Originally published in Cyber Defense Magazine’s June edition page 190.
Cybersecurity has entered a new acceleration cycle, and models like Anthropic’s Mythos are warning shots for defenders. AI is shortening the path from vulnerability discovery to exploitability, compressing a timeline that security teams were already struggling to manage.
In enterprise environments, the natural response is to deploy defensive agents of our own: agents that can triage faster, prioritize better, remediate, and close exposures before attackers can move. But the goal should not be to simply build agents that act autonomously. The goal is to build agents that act safely inside the messy reality of the enterprise.
In a demonstration, remediation may look straightforward. Find the vulnerability. Prioritize it. Patch it. Verify the fix. But in a real enterprise, every one of those steps is shaped by ownership, uptime, crossteam dependencies, maintenance windows, compensating controls, and exceptions that may never appear in the system of record. This is the real challenge for defensive agents. They can follow the rule and still make the wrong decision.

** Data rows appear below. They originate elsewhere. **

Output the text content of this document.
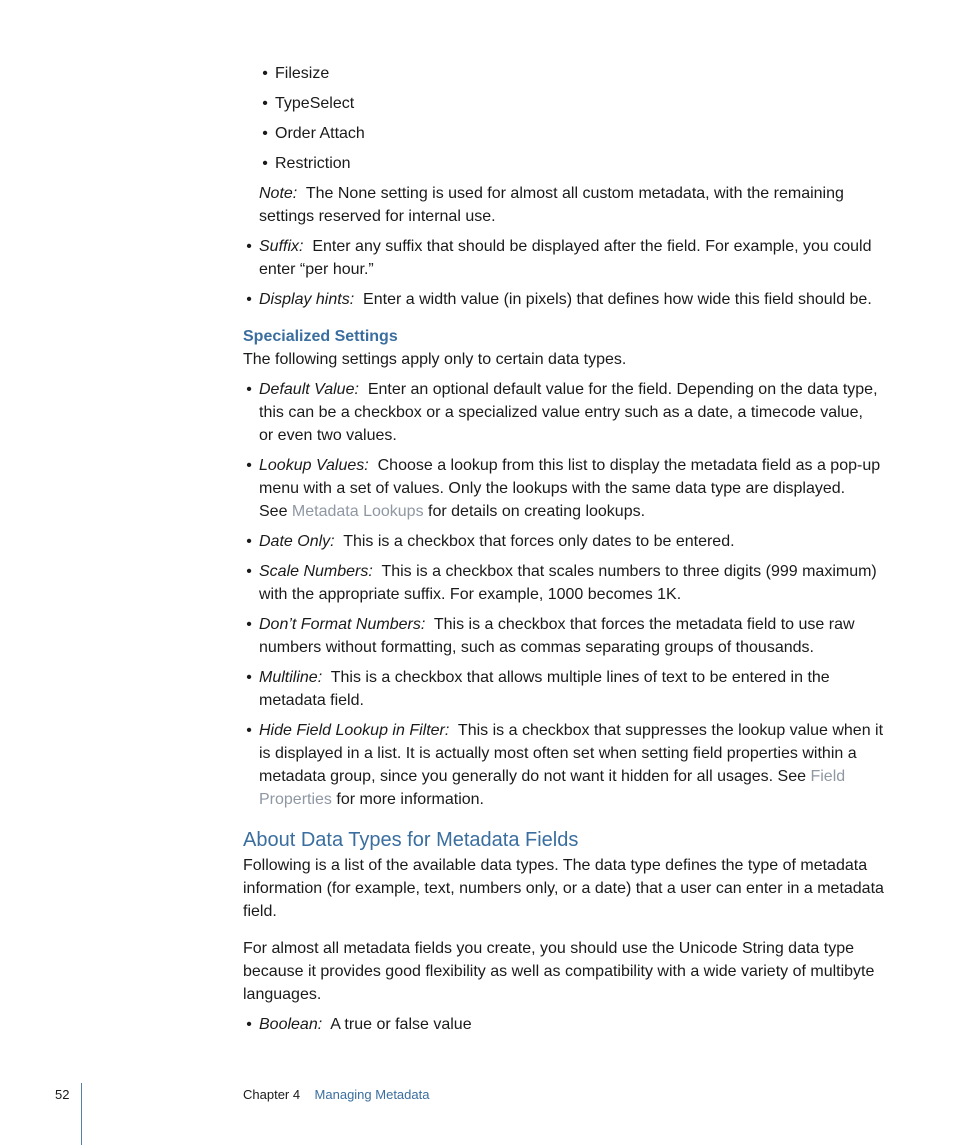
• Filesize
• TypeSelect
• Order Attach
• Restriction
Note: The None setting is used for almost all custom metadata, with the remaining
settings reserved for internal use.
• Suffix: Enter any suffix that should be displayed after the field. For example, you could
enter “per hour.”
• Display hints: Enter a width value (in pixels) that defines how wide this field should be.
Specialized Settings
The following settings apply only to certain data types.
• Default Value: Enter an optional default value for the field. Depending on the data type,
this can be a checkbox or a specialized value entry such as a date, a timecode value,
or even two values.
• Lookup Values: Choose a lookup from this list to display the metadata field as a pop-up
menu with a set of values. Only the lookups with the same data type are displayed.
See Metadata Lookups for details on creating lookups.
• Date Only: This is a checkbox that forces only dates to be entered.
• Scale Numbers: This is a checkbox that scales numbers to three digits (999 maximum)
with the appropriate suffix. For example, 1000 becomes 1K.
• Don’t Format Numbers: This is a checkbox that forces the metadata field to use raw
numbers without formatting, such as commas separating groups of thousands.
• Multiline: This is a checkbox that allows multiple lines of text to be entered in the
metadata field.
• Hide Field Lookup in Filter: This is a checkbox that suppresses the lookup value when it
is displayed in a list. It is actually most often set when setting field properties within a
metadata group, since you generally do not want it hidden for all usages. See Field
Properties for more information.
About Data Types for Metadata Fields
Following is a list of the available data types. The data type defines the type of metadata
information (for example, text, numbers only, or a date) that a user can enter in a metadata
field.
For almost all metadata fields you create, you should use the Unicode String data type
because it provides good flexibility as well as compatibility with a wide variety of multibyte
languages.
• Boolean: A true or false value
52	Chapter 4 Managing Metadata
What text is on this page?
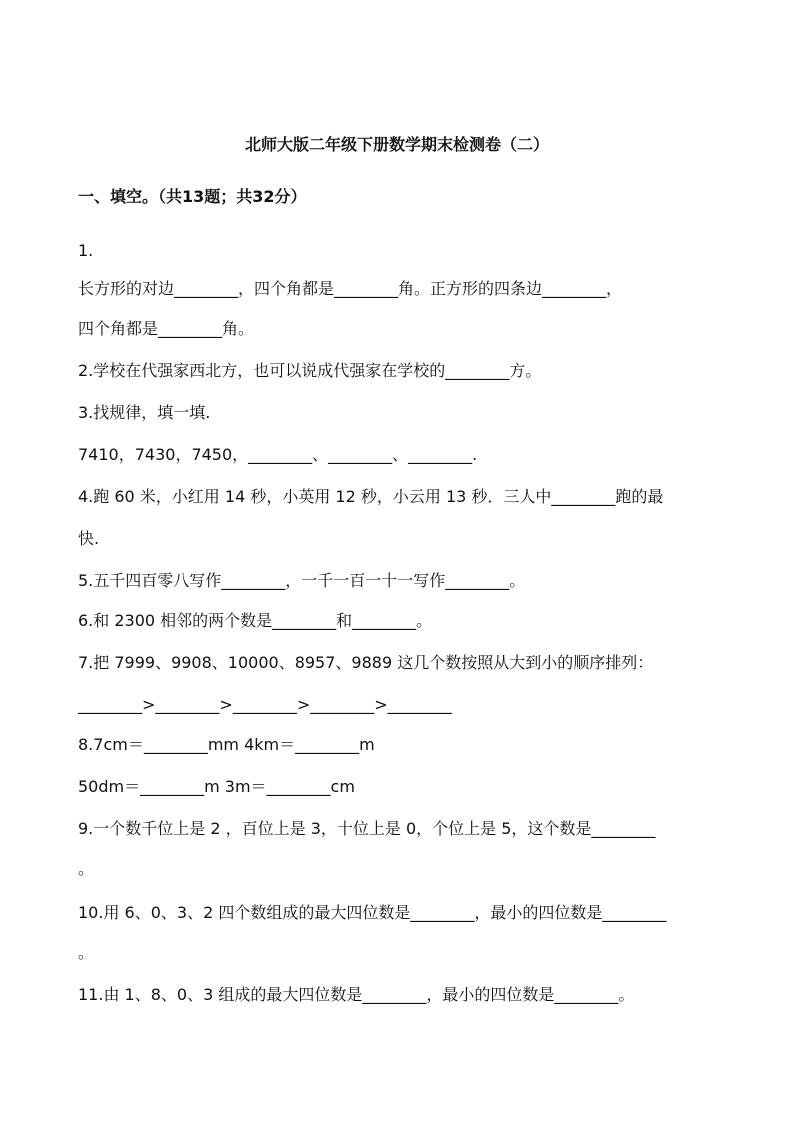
北师大版二年级下册数学期末检测卷（二）
一、填空。（共13题；共32分）
1.
长方形的对边________，四个角都是________角。正方形的四条边________，
四个角都是________角。
2.学校在代强家西北方，也可以说成代强家在学校的________方。
3.找规律，填一填.
7410，7430，7450，________、________、________.
4.跑 60 米，小红用 14 秒，小英用 12 秒，小云用 13 秒．三人中________跑的最
快.
5.五千四百零八写作________，一千一百一十一写作________。
6.和 2300 相邻的两个数是________和________。
7.把 7999、9908、10000、8957、9889 这几个数按照从大到小的顺序排列：
________>________>________>________>________
8.7cm＝________mm 4km＝________m
50dm＝________m 3m＝________cm
9.一个数千位上是 2 ，百位上是 3，十位上是 0，个位上是 5，这个数是________
。
10.用 6、0、3、2 四个数组成的最大四位数是________，最小的四位数是________
。
11.由 1、8、0、3 组成的最大四位数是________，最小的四位数是________。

Security decisions need business context
Consider a security agent monitoring a customer-facing payment service. It detects a critical vulnerability. The company policy states that the issue must be remediated with a strict window. The asset is internet-facing, and the exploitability is high. The agent has clear instructions, a measurable risk, and a clock that is already running.
From the agent’s point of view, the answer looks obvious: patch it. But the business context may be less obvious. The service may be entering peak transaction volume. The database team may be in a change freeze. A legacy dependency may turn a standard patch into a complex coordinated change. A compensating control may reduce the practical risk long enough to wait for a safer window.
From a security policy perspective, patching was the right thing to do. However, from a business perspective, it may have just caused an outage during peak transaction volume.
The vulnerability still matters, but the remediation decision is not only a security decision, it’s also an operational, business, and ultimately an accountability decision.
This is why the next generation of security agents needs to be judged differently. Full autonomy sounds attractive because security teams are overloaded, and speed matters. But the question is not only whether an agent can detect, decide, and act. The better question is: where should it execute, where should it coordinate, and where should it stop and ask for judgment?
The hardest security decisions rely on knowledge that was never written down
Distinction matters because enterprise security work is full of decisions that are not purely technical. Exposure management is not just a severity score, and remediation is not just patch deployment. A remediation decision is a judgment about timing, ownership, cross-team dependencies, and business impact – whether the technically correct action is safe in the current business moment.
Much of the knowledge behind that judgment is explicit but scattered. It lives in policies, asset inventories, CMDBs, tickets, and Slack conversations. Each source is useful, but each is partial. No single system contains the whole truth, and by the time that truth is normalized into a single view, some of its operational meaning may already be stale.
Some of the most important knowledge is practical and unwritten. This is tacit knowledge: the judgment people use every day but cannot fully turn into rules, tickets, or policy documents. In cybersecurity, it is the difference between knowing what the dashboard says and what the environment will actually tolerate.
This isn’t an argument for slowing everything down. Defensive agents are necessary precisely because human-paced workflows are no longer enough. Agents should enrich findings, map exposures, identify likely owners, open tickets, coordinate responses, recommend remediation paths, and verify completion. The agent should remove as much manual friction as possible.
The right Agentic AI model is controlled autonomy, not blind autonomy
When the path is clear, the agent should move. If the asset is low-risk, the owner is known, the remediation is standard, and no conflicting signal appears, execution should not wait for another approval meeting. In those cases, automation is not only efficient; it is safer than a delay.
But when signals collide, the agent should behave differently. If the security policy says “patch now,” business policy says, “no downtime,” the asset owner is uncertain, and the dependency map suggests possible downstream impact, the agent should not guess. It should escalate intelligently.
The quality of that escalation is the difference between useful automation and a new source of noise.
A weak escalation says, “What should I do?” that simply hands the problem back to a human and forces the expert to reconstruct the context from scratch. A strong escalation arrives as a briefing: what changed, what is exposed, which signals conflict, what options exist, and what remains uncertain.
The human then does what humans are still uniquely responsible for in enterprise environments: applying judgment under ambiguity and accepting accountability for the tradeoff.
This is where many agentic security programs will succeed or fail. Autonomy without escalation becomes overconfidence. Escalation without context becomes noise. The value is in designing systems that know the difference.
For cybersecurity executives, this changes how agent maturity should be measured. The question is not only “How autonomous is it?” because autonomy by itself is a blunt metric. The better questions are: what decisions is the agent allowed to make, when does it escalate, and who remains accountable when the action affects the business?
In the age of Mythos-class vulnerability discovery, speed is no longer optional. Defenders need agents that can operate at machine scale, but speed without context becomes a new kind of exposure.
The best security AI agents will not be the ones that pretend to know everything. They will be the ones that move fast when the path is clear, slow down when context is missing, and bring human judgment into the decision before a security win becomes a business loss.